Lower Manhattan Rising
It has been 13 years since the events of 9/11 and the world has changed a lot since then. The Lower Manhattan office market has been part of this evolution, and has steadily improved this year. At 10 percent, the availability rate is down 290 basis points since the end of last year. Oddly enough, it is at exactly the same rate as recorded in September 2001, but 13 years later, the U.S. is economically healthy and not six months deep into a recession due to the dot-com era running out of steam. The current state of Lower Manhattan is the healthiest it has been since 2001 and only time will tell if the availability rate will reach as low as it did in July 2000, when it was 4.5 percent.
Downtown has had quite a bit of success recently due to myriad factors, including activity in the TAMI (tech, advertising, media and information systems) sector, tenant migration and a flight to value. All three Lower Manhattan submarkets have contributed to the market improvements and have had stellar statistical changes this year. City Hall/Insurance’s availability rate dropped 290 basis points to the lowest of the three Lower Manhattan submarkets at 7.9 percent, while overall average asking rents are up 14.6 percent to $43.18 per square foot. The Financial submarket, the biggest submarket in Manhattan, had a 200 basis-point-drop in availability to 10.2 percent. There have been six leases greater than 100,000 square feet completed in this submarket in 2014, which has allowed landlords in the area to raise rents an average of 5.1 percent this year for all classes of space.

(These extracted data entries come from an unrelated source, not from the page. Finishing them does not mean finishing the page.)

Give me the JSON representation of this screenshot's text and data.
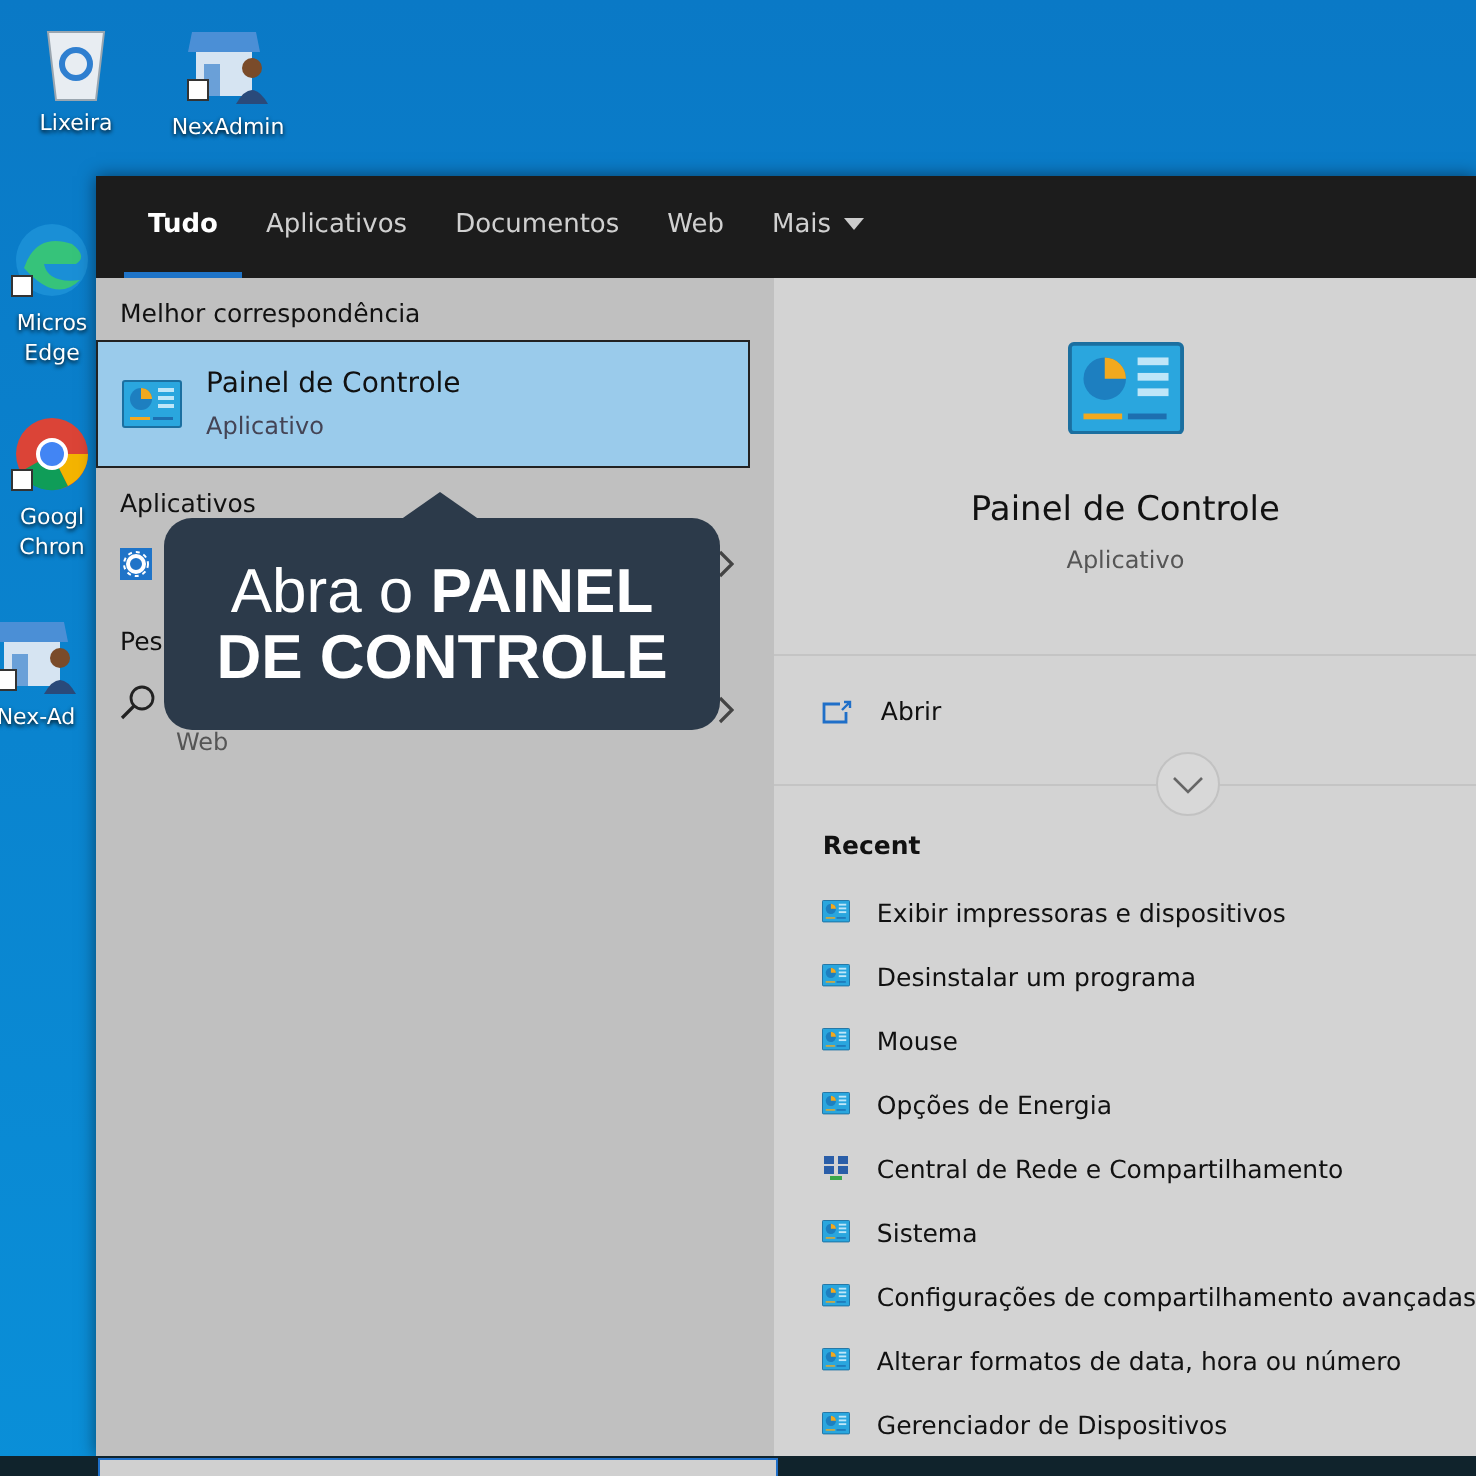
{
  "desktop_icons": [
    {
      "label": "Lixeira",
      "kind": "recycle"
    },
    {
      "label": "NexAdmin",
      "kind": "store"
    },
    {
      "label": "Micros Edge",
      "kind": "edge"
    },
    {
      "label": "Googl Chron",
      "kind": "chrome"
    },
    {
      "label": "Nex-Ad",
      "kind": "store"
    }
  ],
  "tabs": [
    {
      "label": "Tudo",
      "selected": true
    },
    {
      "label": "Aplicativos",
      "selected": false
    },
    {
      "label": "Documentos",
      "selected": false
    },
    {
      "label": "Web",
      "selected": false
    },
    {
      "label": "Mais",
      "selected": false,
      "dropdown": true
    }
  ],
  "left_pane": {
    "best_match_heading": "Melhor correspondência",
    "best_match": {
      "title": "Painel de Controle",
      "subtitle": "Aplicativo",
      "selected": true
    },
    "apps_heading": "Aplicativos",
    "search_heading": "Pes",
    "web_result": {
      "subtitle": "Web"
    }
  },
  "right_pane": {
    "title": "Painel de Controle",
    "subtitle": "Aplicativo",
    "actions": [
      {
        "label": "Abrir"
      }
    ],
    "recent_heading": "Recent",
    "recent": [
      {
        "label": "Exibir impressoras e dispositivos",
        "kind": "panel"
      },
      {
        "label": "Desinstalar um programa",
        "kind": "panel"
      },
      {
        "label": "Mouse",
        "kind": "panel"
      },
      {
        "label": "Opções de Energia",
        "kind": "panel"
      },
      {
        "label": "Central de Rede e Compartilhamento",
        "kind": "network"
      },
      {
        "label": "Sistema",
        "kind": "panel"
      },
      {
        "label": "Configurações de compartilhamento avançadas",
        "kind": "panel"
      },
      {
        "label": "Alterar formatos de data, hora ou número",
        "kind": "panel"
      },
      {
        "label": "Gerenciador de Dispositivos",
        "kind": "panel"
      }
    ]
  },
  "callout": {
    "text": "Abra o **PAINEL DE CONTROLE**"
  }
}
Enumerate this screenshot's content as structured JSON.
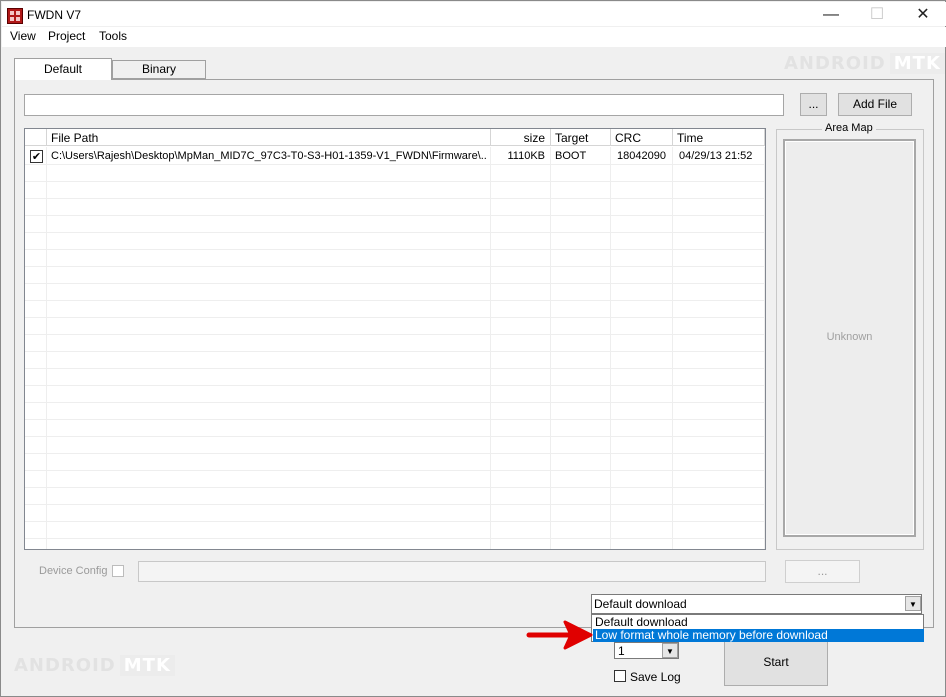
{
  "window": {
    "title": "FWDN V7",
    "minimize": "—",
    "maximize": "☐",
    "close": "✕"
  },
  "menu": [
    "View",
    "Project",
    "Tools"
  ],
  "tabs": [
    "Default",
    "Binary"
  ],
  "file_input": {
    "value": ""
  },
  "buttons": {
    "browse": "...",
    "add_file": "Add File",
    "device_config_browse": "...",
    "start": "Start"
  },
  "table": {
    "columns": [
      "File Path",
      "size",
      "Target",
      "CRC",
      "Time"
    ],
    "rows": [
      {
        "checked": true,
        "file_path": "C:\\Users\\Rajesh\\Desktop\\MpMan_MID7C_97C3-T0-S3-H01-1359-V1_FWDN\\Firmware\\...",
        "size": "1110KB",
        "target": "BOOT",
        "crc": "18042090",
        "time": "04/29/13 21:52"
      }
    ]
  },
  "area_map": {
    "label": "Area Map",
    "status": "Unknown"
  },
  "device_config": {
    "label": "Device Config",
    "checked": false
  },
  "download_mode": {
    "selected": "Default download",
    "options": [
      "Default download",
      "Low format whole memory before download"
    ],
    "highlighted": "Low format whole memory before download"
  },
  "count_select": {
    "value": "1"
  },
  "save_log": {
    "label": "Save Log",
    "checked": false
  },
  "watermark": {
    "brand": "ANDROID",
    "suffix": "MTK"
  },
  "colors": {
    "selection": "#0078d7",
    "arrow": "#e00000"
  }
}
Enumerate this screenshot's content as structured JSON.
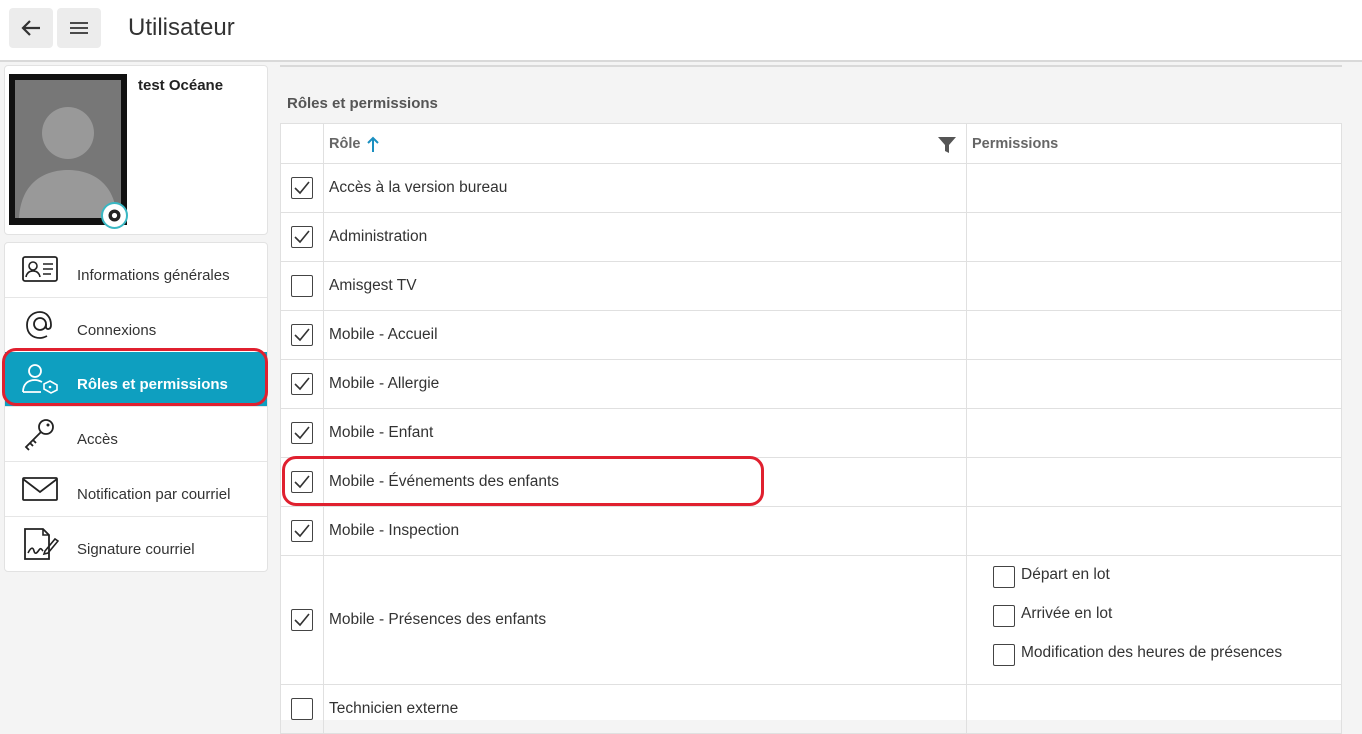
{
  "header": {
    "title": "Utilisateur",
    "back_icon": "arrow-left-icon",
    "menu_icon": "hamburger-menu-icon"
  },
  "profile": {
    "name": "test Océane",
    "camera_icon": "camera-icon"
  },
  "sidebar": {
    "items": [
      {
        "label": "Informations générales",
        "icon": "id-card-icon"
      },
      {
        "label": "Connexions",
        "icon": "at-sign-icon"
      },
      {
        "label": "Rôles et permissions",
        "icon": "user-tag-icon",
        "active": true
      },
      {
        "label": "Accès",
        "icon": "key-icon"
      },
      {
        "label": "Notification par courriel",
        "icon": "envelope-icon"
      },
      {
        "label": "Signature courriel",
        "icon": "signature-icon"
      }
    ]
  },
  "main": {
    "section_title": "Rôles et permissions",
    "columns": {
      "role": "Rôle",
      "permissions": "Permissions"
    },
    "rows": [
      {
        "label": "Accès à la version bureau",
        "checked": true
      },
      {
        "label": "Administration",
        "checked": true
      },
      {
        "label": "Amisgest TV",
        "checked": false
      },
      {
        "label": "Mobile - Accueil",
        "checked": true
      },
      {
        "label": "Mobile - Allergie",
        "checked": true
      },
      {
        "label": "Mobile - Enfant",
        "checked": true
      },
      {
        "label": "Mobile - Événements des enfants",
        "checked": true
      },
      {
        "label": "Mobile - Inspection",
        "checked": true
      },
      {
        "label": "Mobile - Présences des enfants",
        "checked": true,
        "permissions": [
          {
            "label": "Départ en lot",
            "checked": false
          },
          {
            "label": "Arrivée en lot",
            "checked": false
          },
          {
            "label": "Modification des heures de présences",
            "checked": false
          }
        ]
      },
      {
        "label": "Technicien externe",
        "checked": false
      }
    ]
  },
  "colors": {
    "accent": "#0e9fc0",
    "highlight": "#e0202f",
    "sort_arrow": "#1a8fc0"
  }
}
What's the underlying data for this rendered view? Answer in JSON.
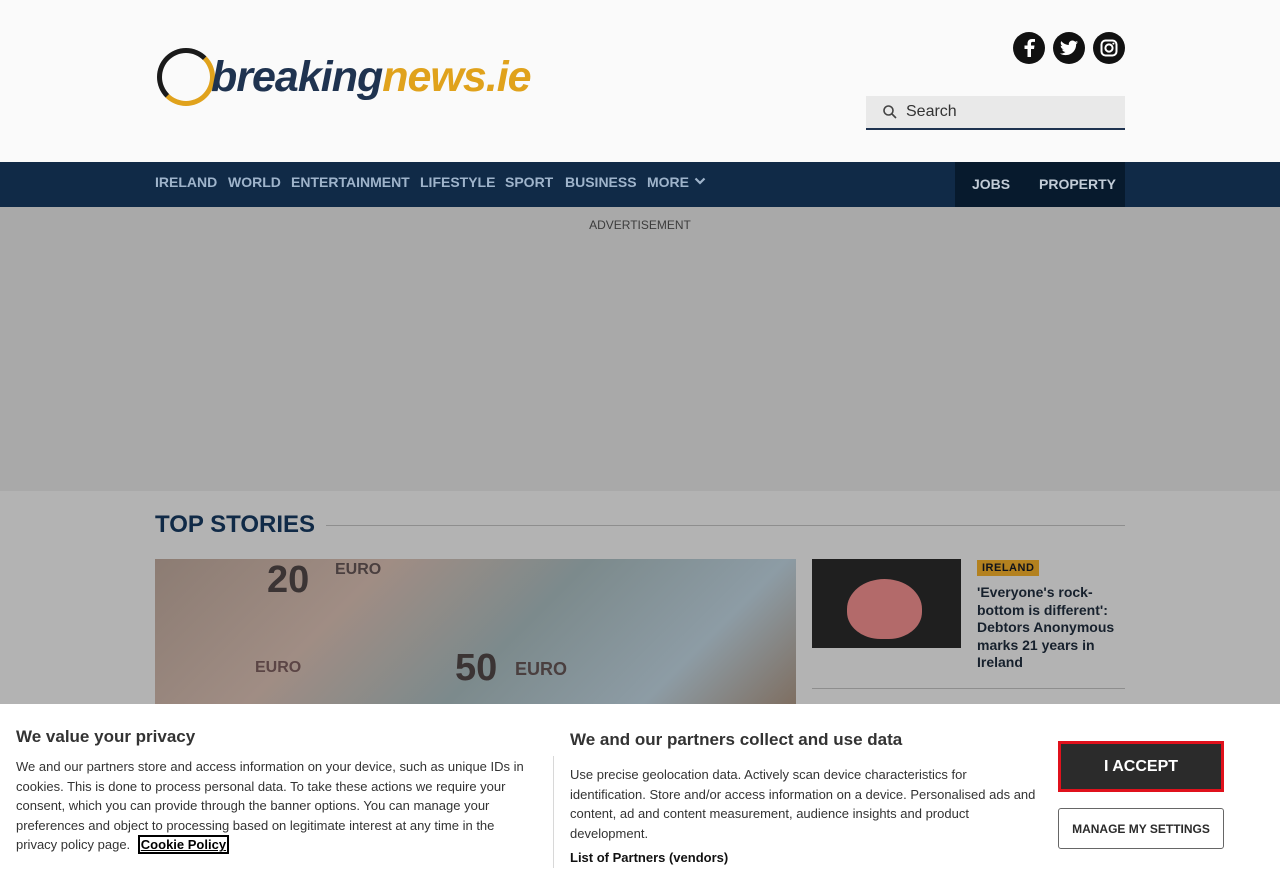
{
  "header": {
    "logo_part1": "breaking",
    "logo_part2": "news.ie",
    "social": [
      "facebook",
      "twitter",
      "instagram"
    ],
    "search_placeholder": "Search"
  },
  "nav": {
    "items": [
      "IRELAND",
      "WORLD",
      "ENTERTAINMENT",
      "LIFESTYLE",
      "SPORT",
      "BUSINESS",
      "MORE"
    ],
    "right": [
      "JOBS",
      "PROPERTY"
    ]
  },
  "ad_label": "ADVERTISEMENT",
  "top_stories": {
    "title": "TOP STORIES",
    "side_story": {
      "tag": "IRELAND",
      "headline": "'Everyone's rock-bottom is different': Debtors Anonymous marks 21 years in Ireland"
    }
  },
  "consent": {
    "left_title": "We value your privacy",
    "left_body": "We and our partners store and access information on your device, such as unique IDs in cookies. This is done to process personal data. To take these actions we require your consent, which you can provide through the banner options. You can manage your preferences and object to processing based on legitimate interest at any time in the privacy policy page.",
    "cookie_link": "Cookie Policy",
    "right_title": "We and our partners collect and use data",
    "right_body": "Use precise geolocation data. Actively scan device characteristics for identification. Store and/or access information on a device. Personalised ads and content, ad and content measurement, audience insights and product development.",
    "partners_link": "List of Partners (vendors)",
    "accept_label": "I ACCEPT",
    "manage_label": "MANAGE MY SETTINGS"
  }
}
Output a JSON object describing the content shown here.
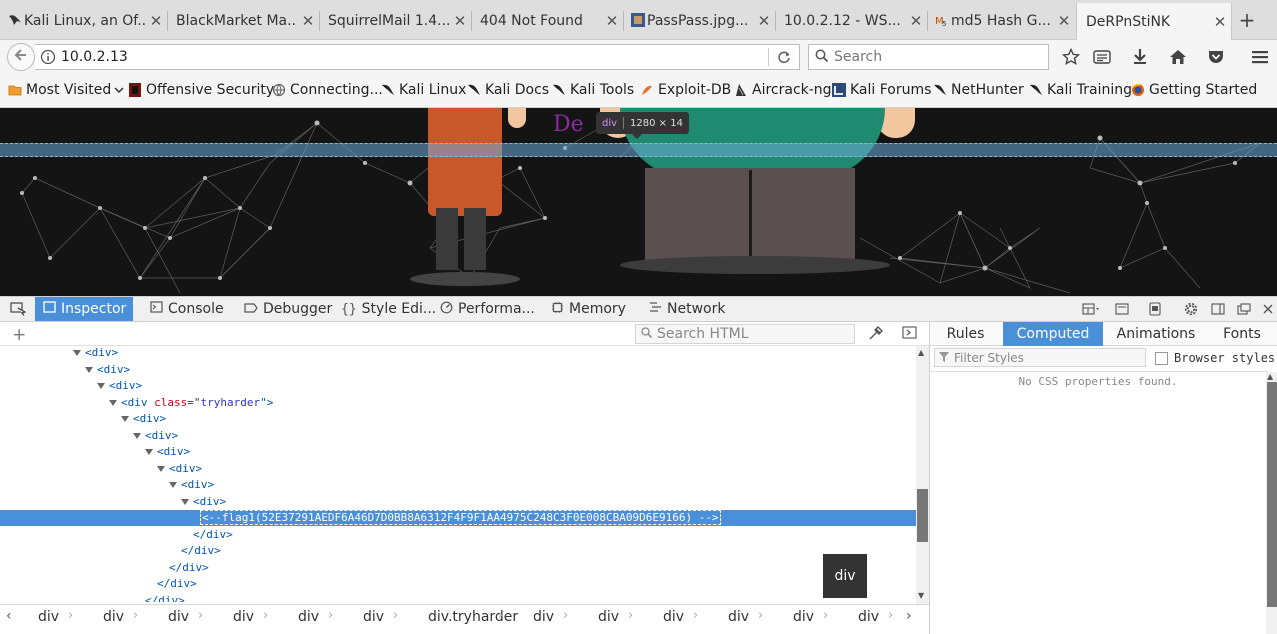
{
  "browser": {
    "tabs": [
      {
        "title": "Kali Linux, an Of...",
        "favicon": "kali-dragon-icon"
      },
      {
        "title": "BlackMarket Ma...",
        "favicon": "none"
      },
      {
        "title": "SquirrelMail 1.4....",
        "favicon": "none"
      },
      {
        "title": "404 Not Found",
        "favicon": "none"
      },
      {
        "title": "PassPass.jpg...",
        "favicon": "image-icon"
      },
      {
        "title": "10.0.2.12 - WS...",
        "favicon": "none"
      },
      {
        "title": "md5 Hash G...",
        "favicon": "md5-icon"
      },
      {
        "title": "DeRPnStiNK",
        "favicon": "none",
        "selected": true
      }
    ],
    "close_glyph": "✕",
    "new_tab_glyph": "+",
    "url": "10.0.2.13",
    "search_placeholder": "Search",
    "bookmarks": [
      {
        "label": "Most Visited",
        "icon": "folder-icon",
        "dropdown": true
      },
      {
        "label": "Offensive Security",
        "icon": "offsec-icon"
      },
      {
        "label": "Connecting...",
        "icon": "globe-icon"
      },
      {
        "label": "Kali Linux",
        "icon": "kali-dragon-icon"
      },
      {
        "label": "Kali Docs",
        "icon": "kali-dragon-icon"
      },
      {
        "label": "Kali Tools",
        "icon": "kali-dragon-icon"
      },
      {
        "label": "Exploit-DB",
        "icon": "exploitdb-icon"
      },
      {
        "label": "Aircrack-ng",
        "icon": "aircrack-icon"
      },
      {
        "label": "Kali Forums",
        "icon": "kali-forums-icon"
      },
      {
        "label": "NetHunter",
        "icon": "kali-dragon-icon"
      },
      {
        "label": "Kali Training",
        "icon": "kali-dragon-icon"
      },
      {
        "label": "Getting Started",
        "icon": "firefox-icon"
      }
    ]
  },
  "page": {
    "highlight_tooltip": {
      "tag": "div",
      "size": "1280 × 14"
    },
    "partial_text": "De"
  },
  "devtools": {
    "tabs": [
      {
        "label": "Inspector",
        "icon": "inspector-icon",
        "selected": true
      },
      {
        "label": "Console",
        "icon": "console-icon"
      },
      {
        "label": "Debugger",
        "icon": "debugger-icon"
      },
      {
        "label": "Style Edi...",
        "icon": "style-editor-icon"
      },
      {
        "label": "Performa...",
        "icon": "performance-icon"
      },
      {
        "label": "Memory",
        "icon": "memory-icon"
      },
      {
        "label": "Network",
        "icon": "network-icon"
      }
    ],
    "search_html_placeholder": "Search HTML",
    "tree": [
      {
        "indent": 0,
        "open": true,
        "text": "<div>"
      },
      {
        "indent": 1,
        "open": true,
        "text": "<div>"
      },
      {
        "indent": 2,
        "open": true,
        "text": "<div>"
      },
      {
        "indent": 3,
        "open": true,
        "tag": "div",
        "attr": "class",
        "val": "tryharder"
      },
      {
        "indent": 4,
        "open": true,
        "text": "<div>"
      },
      {
        "indent": 5,
        "open": true,
        "text": "<div>"
      },
      {
        "indent": 6,
        "open": true,
        "text": "<div>"
      },
      {
        "indent": 7,
        "open": true,
        "text": "<div>"
      },
      {
        "indent": 8,
        "open": true,
        "text": "<div>"
      },
      {
        "indent": 9,
        "open": true,
        "text": "<div>"
      },
      {
        "indent": 10,
        "selected": true,
        "text": "<--flag1(52E37291AEDF6A46D7D0BB8A6312F4F9F1AA4975C248C3F0E008CBA09D6E9166) -->"
      },
      {
        "indent": 9,
        "close": true,
        "text": "</div>"
      },
      {
        "indent": 8,
        "close": true,
        "text": "</div>"
      },
      {
        "indent": 7,
        "close": true,
        "text": "</div>"
      },
      {
        "indent": 6,
        "close": true,
        "text": "</div>"
      },
      {
        "indent": 5,
        "close": true,
        "text": "</div>"
      }
    ],
    "tooltip": "div",
    "breadcrumbs": [
      "div",
      "div",
      "div",
      "div",
      "div",
      "div",
      "div.tryharder",
      "div",
      "div",
      "div",
      "div",
      "div",
      "div"
    ],
    "side_tabs": [
      "Rules",
      "Computed",
      "Animations",
      "Fonts"
    ],
    "side_selected": "Computed",
    "filter_placeholder": "Filter Styles",
    "browser_styles_label": "Browser styles",
    "empty_message": "No CSS properties found."
  }
}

The World Trade Center submarket’s availability rate currently stands at 10.1 percent and is down 460 basis points so far this year. Both Class A and Class B asking rents are up since the end of last year; Class A asking rents rose 2.7 percent to $66.67 per square foot and Class B asking rents jumped 4.2 percent to $40.58 per square foot. Despite the recent success of this submarket, the addition of One World Trade Center to the inventory in November will bring 1.2 million square feet of available space to the market. This will push availability back up to approximately 13.0 percent, but this statistic is unlikely to stall the trend of tenants seeking discounted rents, which will keep demand high in Lower Manhattan.